Le 30 mars 2018, un article dans Le Soleil nous informait d'une baisse démographique importante de plusieurs espèces d'oiseaux nicheurs québécois se trouvant généralement dans nos campagnes. Par exemple, le Goglu des prés, une espèce de passereau observé surtout en zone agricole, a connu une diminution remarquable entre 1970 et 2015. Les causes sont sans aucun doute l'étalage de pesticides dans nos champs. Les oiseaux se nourrissent alors d'insectes contaminés ou font face à la famine.

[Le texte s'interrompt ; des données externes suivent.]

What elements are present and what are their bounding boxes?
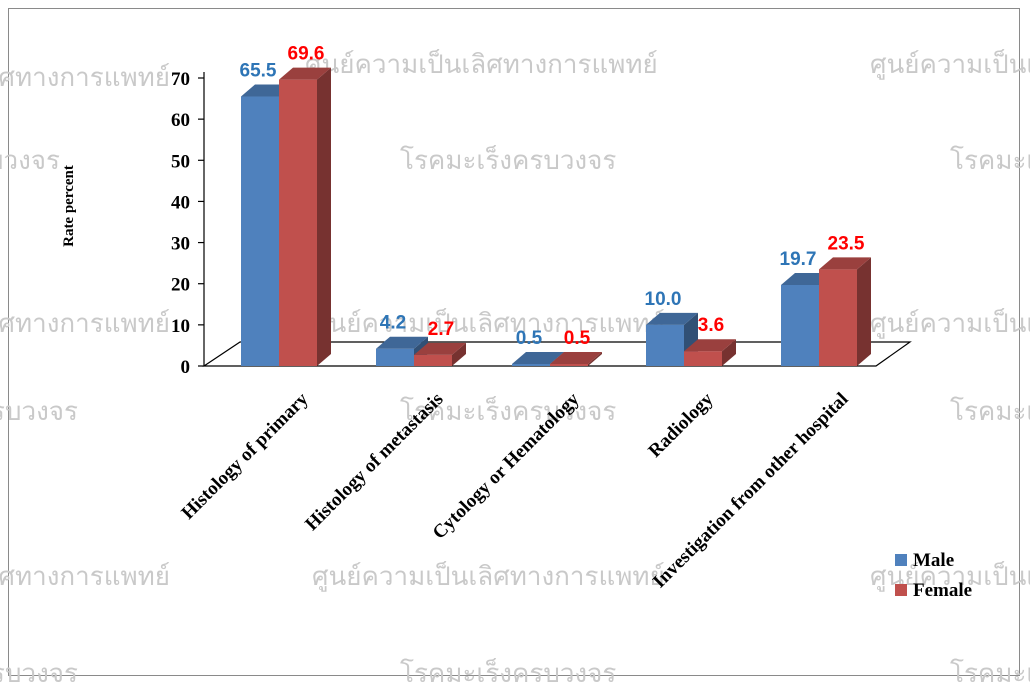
bar-top-female-2 [550, 351, 602, 364]
bar-top-female-4 [819, 257, 871, 270]
bar-top-male-2 [512, 351, 564, 364]
legend: Male Female [895, 550, 972, 601]
bar-male-3 [646, 324, 684, 366]
x-category-label: Cytology or Hematology [429, 388, 584, 543]
x-category-label: Radiology [644, 388, 717, 461]
bar-female-3 [684, 351, 722, 366]
data-label-female-1: 2.7 [428, 319, 454, 340]
bar-top-male-1 [376, 336, 428, 349]
y-axis: 0 10 20 30 40 50 60 70 [171, 69, 205, 378]
bar-male-1 [376, 348, 414, 366]
bars [241, 67, 871, 366]
bar-top-female-1 [414, 342, 466, 355]
data-label-female-0: 69.6 [288, 44, 325, 65]
bar-female-0 [279, 79, 317, 366]
data-label-male-1: 4.2 [380, 313, 406, 334]
data-label-female-4: 23.5 [828, 233, 865, 254]
bar-male-2 [512, 363, 550, 366]
y-tick-label: 40 [171, 192, 190, 213]
data-label-male-4: 19.7 [780, 249, 817, 270]
legend-swatch-male [895, 554, 907, 566]
y-tick-label: 20 [171, 275, 190, 296]
bar-side-female-0 [317, 67, 331, 366]
bar-female-2 [550, 363, 588, 366]
bar-side-female-2 [588, 351, 602, 366]
bar-top-female-3 [684, 339, 736, 352]
bar-female-4 [819, 269, 857, 366]
data-label-female-3: 3.6 [698, 315, 724, 336]
y-tick-label: 30 [171, 234, 190, 255]
data-label-female-2: 0.5 [564, 328, 591, 349]
y-tick-label: 60 [171, 110, 190, 131]
y-tick-label: 0 [181, 357, 191, 378]
data-label-male-3: 10.0 [645, 289, 682, 310]
x-category-label: Histology of primary [178, 388, 313, 523]
legend-swatch-female [895, 584, 907, 596]
bar-top-female-0 [279, 67, 331, 80]
bar-male-0 [241, 96, 279, 366]
bar-female-1 [414, 354, 452, 366]
bar-side-female-3 [722, 339, 736, 366]
bar-side-female-4 [857, 257, 871, 366]
y-tick-label: 70 [171, 69, 190, 90]
legend-label-male: Male [913, 550, 954, 571]
data-label-male-2: 0.5 [516, 328, 543, 349]
legend-label-female: Female [913, 580, 972, 601]
bar-male-4 [781, 284, 819, 366]
y-tick-label: 50 [171, 151, 190, 172]
bar-side-female-1 [452, 342, 466, 366]
x-category-label: Histology of metastasis [301, 389, 447, 535]
y-tick-label: 10 [171, 316, 190, 337]
bar-top-male-3 [646, 312, 698, 325]
y-axis-title: Rate percent [61, 165, 77, 247]
data-label-male-0: 65.5 [240, 61, 277, 82]
data-labels: 65.5 69.6 4.2 2.7 0.5 0.5 10.0 3.6 19.7 23.5 [240, 44, 865, 349]
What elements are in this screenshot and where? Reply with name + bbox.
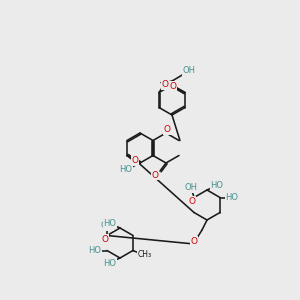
Text: O: O: [169, 82, 176, 91]
Text: CH₃: CH₃: [138, 250, 152, 259]
Text: HO: HO: [211, 181, 224, 190]
Text: O: O: [101, 235, 109, 244]
Text: OH: OH: [182, 66, 196, 75]
Text: HO: HO: [88, 246, 101, 255]
Text: O: O: [188, 196, 196, 206]
Text: O: O: [131, 156, 139, 165]
Text: HO: HO: [119, 166, 133, 175]
Text: OH: OH: [184, 183, 197, 192]
Text: HO: HO: [103, 218, 116, 227]
Text: HO: HO: [103, 259, 116, 268]
Text: OH: OH: [100, 221, 113, 230]
Text: O: O: [164, 125, 170, 134]
Text: O: O: [161, 80, 169, 89]
Text: HO: HO: [226, 193, 238, 202]
Text: O: O: [152, 170, 158, 179]
Text: O: O: [190, 236, 197, 245]
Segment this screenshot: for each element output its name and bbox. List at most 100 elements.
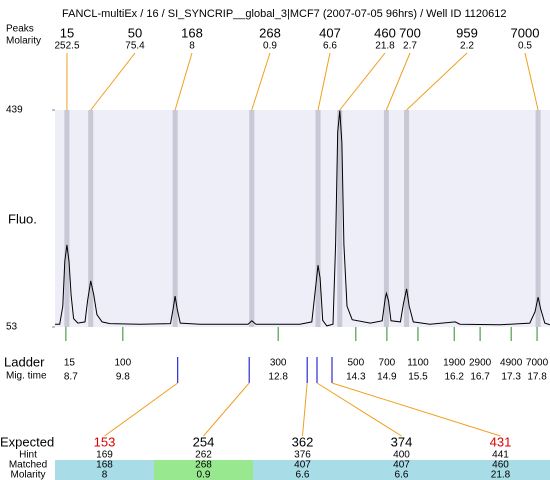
- peak-connector: [524, 52, 539, 111]
- ladder-time: 12.8: [268, 372, 288, 383]
- plot-area: [55, 110, 550, 327]
- title: FANCL-multiEx / 16 / SI_SYNCRIP__global_…: [62, 8, 507, 20]
- molarity-value: 8: [102, 470, 108, 480]
- molarity-value: 6.6: [296, 470, 310, 480]
- ladder-time: 17.3: [501, 372, 521, 383]
- hint-value: 400: [393, 450, 410, 461]
- mig-time-label: Mig. time: [6, 371, 47, 382]
- expected-value: 153: [94, 434, 116, 449]
- peak-band: [172, 110, 178, 327]
- match-connector: [316, 382, 402, 437]
- peak-molarity: 252.5: [54, 41, 79, 52]
- ladder-size: 500: [347, 358, 364, 369]
- peak-band: [535, 110, 541, 327]
- matched-cell: [154, 460, 253, 480]
- ladder-time: 14.9: [377, 372, 397, 383]
- peak-size: 7000: [511, 25, 540, 40]
- matched-value: 407: [393, 460, 410, 471]
- hint-label: Hint: [19, 450, 37, 461]
- ladder-size: 1900: [443, 358, 466, 369]
- peak-molarity: 21.8: [375, 41, 395, 52]
- peak-band: [404, 110, 410, 327]
- peak-connector: [251, 52, 271, 111]
- peak-molarity: 0.5: [518, 41, 532, 52]
- y-tick-label: 53: [6, 322, 18, 333]
- hint-value: 376: [294, 450, 311, 461]
- ladder-size: 1100: [407, 358, 429, 369]
- matched-cell: [253, 460, 352, 480]
- peak-connector: [406, 52, 468, 111]
- peak-connector: [317, 52, 331, 111]
- peak-molarity: 75.4: [125, 41, 145, 52]
- ladder-size: 7000: [526, 358, 549, 369]
- match-connector: [104, 382, 179, 437]
- y-axis-label: Fluo.: [8, 211, 37, 226]
- ladder-time: 8.7: [64, 372, 78, 383]
- matched-value: 407: [294, 460, 311, 471]
- matched-value: 168: [96, 460, 113, 471]
- peak-band: [249, 110, 255, 327]
- ladder-size: 700: [379, 358, 396, 369]
- peak-connector: [385, 52, 411, 111]
- peak-size: 268: [259, 25, 281, 40]
- peak-size: 50: [128, 25, 142, 40]
- peaks-label: Peaks: [6, 24, 34, 35]
- peak-molarity: 6.6: [323, 41, 337, 52]
- peak-size: 959: [456, 25, 478, 40]
- trace: [55, 110, 550, 327]
- peak-band: [383, 110, 389, 327]
- ladder-size: 2900: [469, 358, 492, 369]
- molarity-label: Molarity: [6, 36, 41, 47]
- expected-value: 374: [391, 434, 413, 449]
- molarity-value: 21.8: [491, 470, 511, 480]
- ladder-time: 16.7: [470, 372, 490, 383]
- peak-connector: [90, 52, 136, 111]
- peak-connector: [339, 52, 386, 111]
- peak-size: 168: [181, 25, 203, 40]
- hint-value: 262: [195, 450, 212, 461]
- peak-band: [315, 110, 321, 327]
- ladder-time: 17.8: [527, 372, 547, 383]
- peak-molarity: 8: [189, 41, 195, 52]
- match-connector: [203, 382, 250, 437]
- y-tick-label: 439: [6, 105, 23, 116]
- matched-label: Matched: [9, 460, 47, 471]
- ladder-time: 9.8: [116, 372, 130, 383]
- expected-value: 254: [193, 434, 215, 449]
- ladder-label: Ladder: [4, 354, 45, 369]
- peak-size: 460: [374, 25, 396, 40]
- expected-value: 362: [292, 434, 314, 449]
- peak-size: 407: [319, 25, 341, 40]
- match-connector: [331, 382, 501, 437]
- ladder-size: 4900: [500, 358, 523, 369]
- ladder-size: 100: [114, 358, 131, 369]
- matched-cell: [55, 460, 154, 480]
- matched-cell: [451, 460, 550, 480]
- peak-size: 15: [60, 25, 74, 40]
- peak-molarity: 2.7: [403, 41, 417, 52]
- peak-connector: [174, 52, 193, 111]
- molarity-value: 0.9: [197, 470, 211, 480]
- hint-value: 169: [96, 450, 113, 461]
- matched-cell: [352, 460, 451, 480]
- matched-value: 268: [195, 460, 212, 471]
- peak-size: 700: [399, 25, 421, 40]
- peak-band: [337, 110, 343, 327]
- ladder-time: 16.2: [444, 372, 464, 383]
- expected-label: Expected: [0, 434, 54, 449]
- match-connector: [302, 382, 308, 437]
- ladder-size: 300: [270, 358, 287, 369]
- ladder-time: 15.5: [408, 372, 428, 383]
- peak-molarity: 0.9: [263, 41, 277, 52]
- matched-value: 460: [492, 460, 509, 471]
- ladder-size: 15: [64, 358, 76, 369]
- molarity-row-label: Molarity: [10, 470, 45, 480]
- peak-band: [88, 110, 94, 327]
- expected-value: 431: [490, 434, 512, 449]
- molarity-value: 6.6: [395, 470, 409, 480]
- peak-band: [64, 110, 70, 327]
- peak-molarity: 2.2: [460, 41, 474, 52]
- ladder-time: 14.3: [346, 372, 366, 383]
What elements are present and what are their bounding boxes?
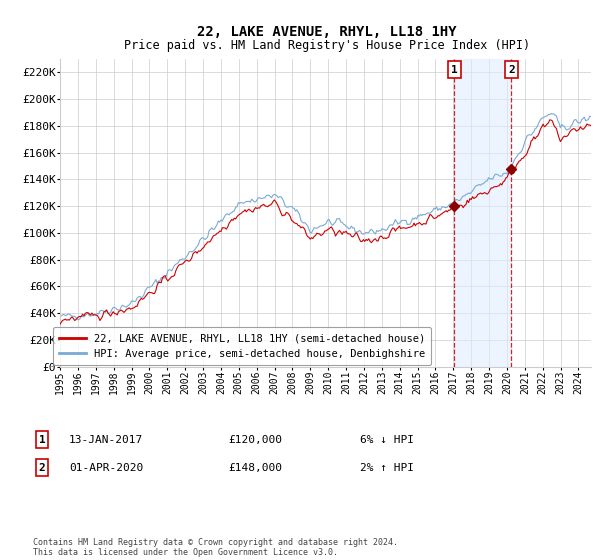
Text: £148,000: £148,000 [228,463,282,473]
Text: 1: 1 [451,64,457,74]
Text: 2: 2 [38,463,46,473]
Text: 13-JAN-2017: 13-JAN-2017 [69,435,143,445]
Legend: 22, LAKE AVENUE, RHYL, LL18 1HY (semi-detached house), HPI: Average price, semi-: 22, LAKE AVENUE, RHYL, LL18 1HY (semi-de… [53,327,431,365]
Bar [454,59,511,367]
Text: 6% ↓ HPI: 6% ↓ HPI [360,435,414,445]
Text: 2% ↑ HPI: 2% ↑ HPI [360,463,414,473]
Text: 2: 2 [508,64,515,74]
Text: Price paid vs. HM Land Registry's House Price Index (HPI): Price paid vs. HM Land Registry's House … [124,39,530,52]
Text: Contains HM Land Registry data © Crown copyright and database right 2024.
This d: Contains HM Land Registry data © Crown c… [33,538,398,557]
Text: 01-APR-2020: 01-APR-2020 [69,463,143,473]
Text: 22, LAKE AVENUE, RHYL, LL18 1HY: 22, LAKE AVENUE, RHYL, LL18 1HY [197,25,457,39]
Text: £120,000: £120,000 [228,435,282,445]
Text: 1: 1 [38,435,46,445]
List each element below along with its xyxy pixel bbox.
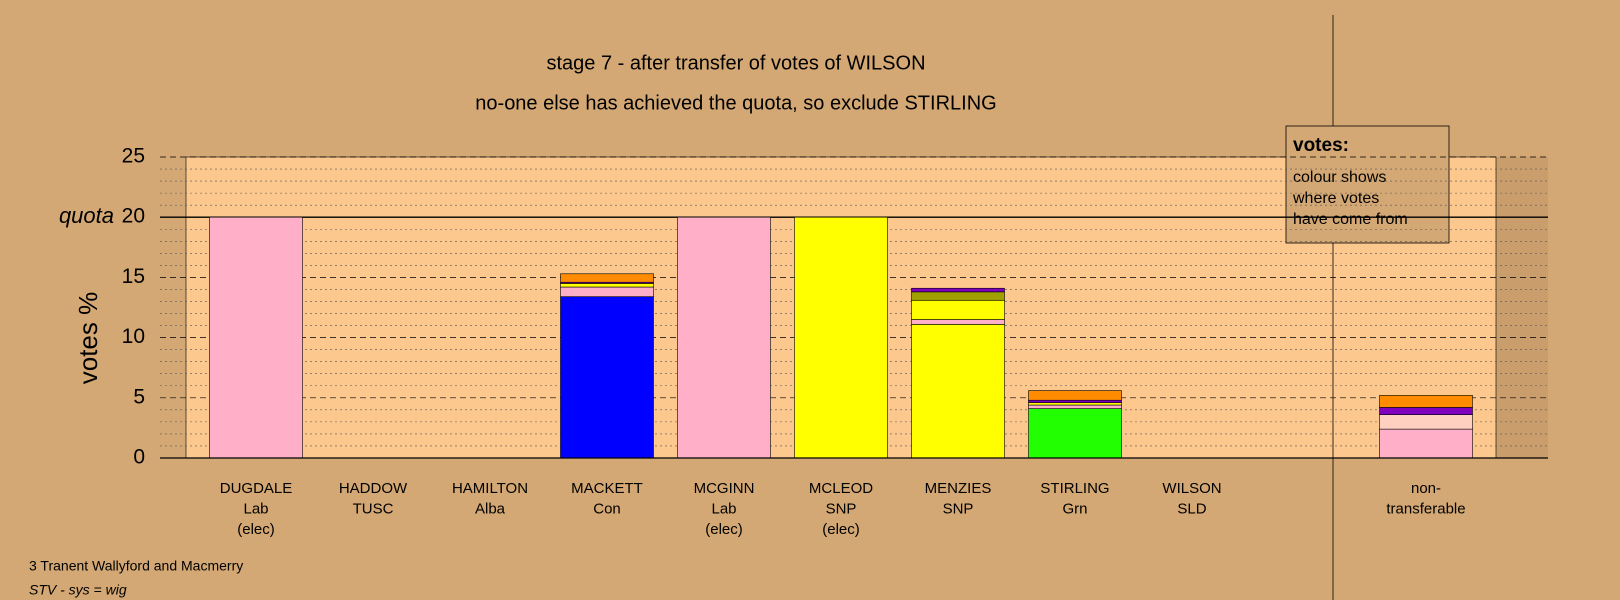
y-tick-label: 15: [122, 265, 145, 288]
bar-segment: [560, 286, 654, 297]
bar-segment: [911, 291, 1005, 301]
x-tick-label: Alba: [475, 500, 506, 517]
x-tick-label: HAMILTON: [452, 480, 528, 497]
y-axis-label: votes %: [73, 292, 103, 385]
bar-segment: [911, 324, 1005, 459]
bar-segment: [1028, 390, 1122, 401]
y-tick-label: 10: [122, 325, 145, 348]
legend-text: have come from: [1293, 211, 1408, 228]
bar-segment: [1028, 404, 1122, 409]
x-tick-label: (elec): [237, 521, 275, 538]
chart-title: stage 7 - after transfer of votes of WIL…: [546, 52, 925, 74]
y-tick-label: 25: [122, 145, 145, 168]
bar-segment: [1379, 428, 1473, 459]
bar-segment: [1379, 395, 1473, 408]
x-tick-label: Lab: [711, 500, 736, 517]
plot-side: [1496, 157, 1548, 458]
x-tick-label: Con: [593, 500, 621, 517]
x-tick-label: non-: [1411, 480, 1441, 497]
bar-segment: [1379, 414, 1473, 430]
x-tick-label: MCLEOD: [809, 480, 873, 497]
x-tick-label: (elec): [705, 521, 743, 538]
bar-segment: [677, 216, 771, 459]
legend-text: colour shows: [1293, 169, 1386, 186]
bar-segment: [560, 283, 654, 288]
bar-segment: [911, 319, 1005, 325]
bar-segment: [560, 296, 654, 459]
x-tick-label: MCGINN: [694, 480, 755, 497]
legend-text: where votes: [1292, 190, 1379, 207]
legend-box: votes: colour shows where votes have com…: [1285, 125, 1450, 244]
x-tick-label: TUSC: [353, 500, 394, 517]
x-tick-label: SLD: [1177, 500, 1206, 517]
bar-segment: [560, 273, 654, 283]
bar-segment: [1028, 399, 1122, 403]
x-tick-label: transferable: [1386, 500, 1465, 517]
bar-segment: [911, 299, 1005, 320]
legend-title: votes:: [1293, 135, 1349, 156]
y-tick-label: 20: [122, 205, 145, 228]
x-tick-label: Lab: [243, 500, 268, 517]
x-tick-label: Grn: [1062, 500, 1087, 517]
x-tick-label: WILSON: [1162, 480, 1221, 497]
x-tick-label: SNP: [826, 500, 857, 517]
footer: STV - sys = wig: [29, 582, 127, 598]
bar-segment: [1379, 407, 1473, 415]
x-tick-label: HADDOW: [339, 480, 408, 497]
x-tick-label: MENZIES: [925, 480, 992, 497]
x-tick-label: SNP: [943, 500, 974, 517]
x-tick-label: (elec): [822, 521, 860, 538]
bar-segment: [794, 216, 888, 459]
bar-segment: [1028, 408, 1122, 459]
x-tick-label: DUGDALE: [220, 480, 293, 497]
x-tick-label: STIRLING: [1040, 480, 1109, 497]
y-tick-label: 5: [133, 385, 145, 408]
footer: 3 Tranent Wallyford and Macmerry: [29, 558, 243, 574]
bar-segment: [209, 216, 303, 459]
chart-subtitle: no-one else has achieved the quota, so e…: [475, 92, 996, 114]
x-tick-label: MACKETT: [571, 480, 643, 497]
legend-frame: [1285, 125, 1450, 244]
bar-segment: [911, 287, 1005, 293]
y-tick-label: 0: [133, 446, 145, 469]
quota-label: quota: [59, 203, 114, 228]
bar-segment: [1028, 402, 1122, 406]
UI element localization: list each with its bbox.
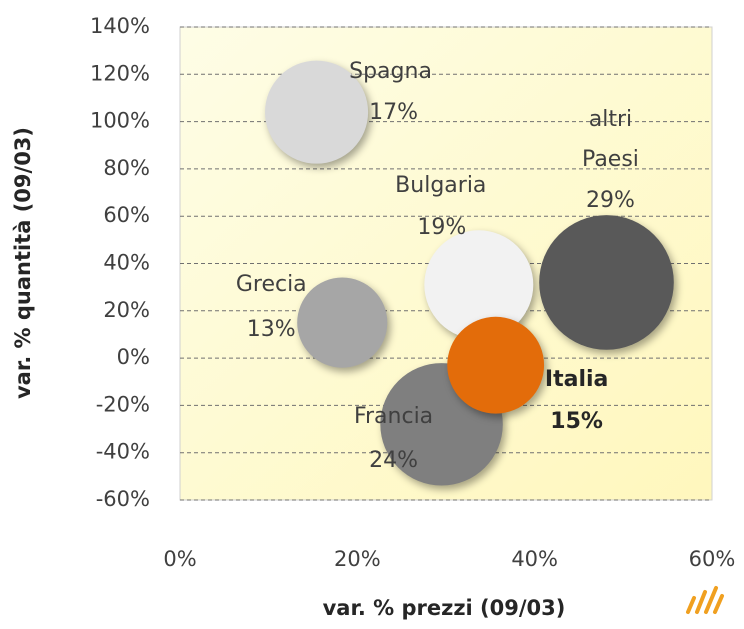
x-tick-label: 20% [334,547,381,571]
y-tick-label: 100% [90,109,150,133]
y-tick-label: 80% [103,156,150,180]
y-tick-label: -60% [96,487,150,511]
bubble [447,316,545,414]
bubble-name: Spagna [349,59,432,85]
bubble-size-label: 19% [417,214,467,240]
bubble-size-label: 17% [369,100,418,126]
bubble-size-label: 13% [246,316,296,342]
x-axis-label: var. % prezzi (09/03) [323,596,566,620]
x-tick-label: 0% [163,547,196,571]
y-tick-label: 40% [103,251,150,275]
bubble [297,277,388,368]
y-tick-label: -20% [96,392,150,416]
bubble-name: Bulgaria [395,172,487,198]
x-tick-label: 60% [689,547,736,571]
bubble [265,60,369,164]
y-tick-label: 0% [117,345,150,369]
bubble-size-label: 24% [369,448,419,474]
bubble-name: Grecia [235,271,307,297]
bubble-name: altri Paesi [582,107,639,173]
y-tick-label: 120% [90,61,150,85]
bubble-name: Italia [544,367,609,393]
bubble-size-label: 15% [550,409,603,435]
y-tick-label: 60% [103,203,150,227]
y-tick-label: -40% [96,440,150,464]
x-tick-label: 40% [511,547,558,571]
y-axis-label: var. % quantità (09/03) [11,127,35,399]
bubble-name: Francia [353,404,434,430]
logo [686,586,724,614]
bubble [539,215,674,350]
y-tick-label: 140% [90,14,150,38]
bubble-size-label: 29% [586,188,635,214]
y-tick-label: 20% [103,298,150,322]
bubble [424,230,534,340]
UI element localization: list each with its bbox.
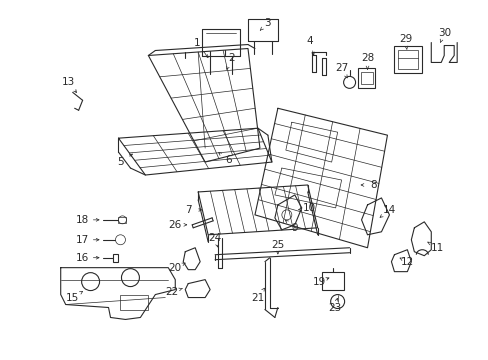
Text: 29: 29: [398, 33, 411, 44]
Bar: [120, 294, 148, 310]
Text: 14: 14: [382, 205, 395, 215]
Text: 23: 23: [327, 302, 341, 312]
Text: 17: 17: [76, 235, 89, 245]
Text: 26: 26: [168, 220, 182, 230]
Text: 6: 6: [224, 155, 231, 165]
Text: 15: 15: [66, 293, 79, 302]
Text: 1: 1: [193, 37, 200, 48]
Bar: [112, 254, 118, 262]
Text: 4: 4: [306, 36, 312, 46]
Text: 22: 22: [165, 287, 179, 297]
Text: 11: 11: [430, 243, 443, 253]
Text: 2: 2: [228, 54, 235, 63]
Text: 7: 7: [184, 205, 191, 215]
Bar: [321, 272, 343, 289]
Bar: [398, 50, 417, 69]
Text: 24: 24: [208, 233, 221, 243]
Bar: [360, 72, 372, 84]
Text: 30: 30: [437, 28, 450, 37]
Text: 21: 21: [251, 293, 264, 302]
Text: 9: 9: [291, 223, 298, 233]
Text: 3: 3: [264, 18, 271, 28]
Text: 5: 5: [117, 157, 123, 167]
Text: 25: 25: [271, 240, 284, 250]
Text: 13: 13: [62, 77, 75, 87]
Bar: [357, 68, 375, 88]
Text: 18: 18: [76, 215, 89, 225]
Text: 19: 19: [312, 276, 325, 287]
Text: 8: 8: [369, 180, 376, 190]
Bar: [394, 45, 422, 73]
Text: 12: 12: [400, 257, 413, 267]
Bar: [118, 217, 126, 223]
Text: 28: 28: [360, 54, 373, 63]
Text: 20: 20: [168, 263, 182, 273]
Text: 16: 16: [76, 253, 89, 263]
Text: 10: 10: [303, 203, 316, 213]
Text: 27: 27: [334, 63, 347, 73]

L'intensification des cultures et l'agrandissement des surfaces seraient également en cause privant ainsi les oiseaux d'habitat.

Également, entre 1970 et 2015, les populations d'alouette hausse-col et d'hirondelle de rivage ont diminué de 97% et 98% respectivement. La situation s'en retrouve alors plus critique pour ces espèces. L'article mentionne que 28 autres espèces présentes dans les milieux agricoles qui nichent au Québec ont perdu le tiers de leur population dans le même intervalle de temps.

Le Caribou des bois

Le caribou est un mammifère majestueux. Il est le seul cervidé dont le mâle et la femelle possèdent tous deux des bois. Son aire de répartition touche principale le Grand Nord québécois et quelques sommets de montagne de la Gaspésie.

Toutefois, la détérioration de son habitat due à l'exploitation des forêts le rend inapte à assurer sa survie en pleine nature. Par exemple, le troupeau de la rivière aux Feuilles dans le nord-ouest du Québec est toujours en déclin: depuis seulement novembre 2017, il a fait face à une perte d'environ 10%. Plus que 187 000 individus subsistent, sur les 600 000 comptés en 2000.

Le caribou représente un apport considérable de nourriture pour le peuple autochtone innu. Il est également un aspect culturel et spirituel important au sein de la nation. Différentes mesures d'action sont théoriquement mises en places, mais elles ne semblent pas suffisantes.

L'abeille

L'abeille est un acteur important de l'environnement en raison de son action de pollinisation. Il est primordial de comprendre que la disparition de cette espèce est un phénomène mondial et que si les abeilles disparaissent, une bonne partie de ce qui est dans votre assiette n'y sera plus.

Encore une fois, les activités agricoles seraient en cause avec les insecticides, entre autres le néonicotinoïde qui agit sur le système nerveux central des insectes. Lors de la pollinisation, les abeilles se retrouvent intoxiquées par ces substances, les menant ainsi, tranquillement, vers l'extinction. La Fédération des apiculteurs du Québec estimait les pertes en 2018 avoir perdu plus de 50% des ruches. Cela résultera d'une baisse de production des pommes, des citrouilles et des bleuets, pour ne nommer que ceux-là.

Pour conclure, le futur est entre nos mains et il est de notre devoir, en tant que citoyens canadiens, de prendre les mesures nécessaires afin d'arrêter le processus néfaste qui mène à la dégradation de notre environnement et des écosystèmes.

Il est vrai de dire que les industries ont leurs chemins à faire et qu'ils sont les acteurs directs de la dégradation. Mais si nous changeons nos habitudes de vie, les entreprises devront s'adapter à la nouvelle idéologie véhiculée. Il faudra s'orienter de plus en plus vers des modes de vie comme le minimalisme si l'on veut avoir un impact significatif.

Imaginez si tous cultivaient leur propre nourriture et fabriquaient leurs propres sources d'électricité, comme le solaire, par exemple. Imaginez un monde où nous baserions l'aspect financier de notre vie sur une économie locale, circulaire et de partage. Imaginez un monde plus juste où chaque être humain vivrait une relation symbiotique saine avec les autres espèces et son environnement. Est-ce l'utopie tant recherchée?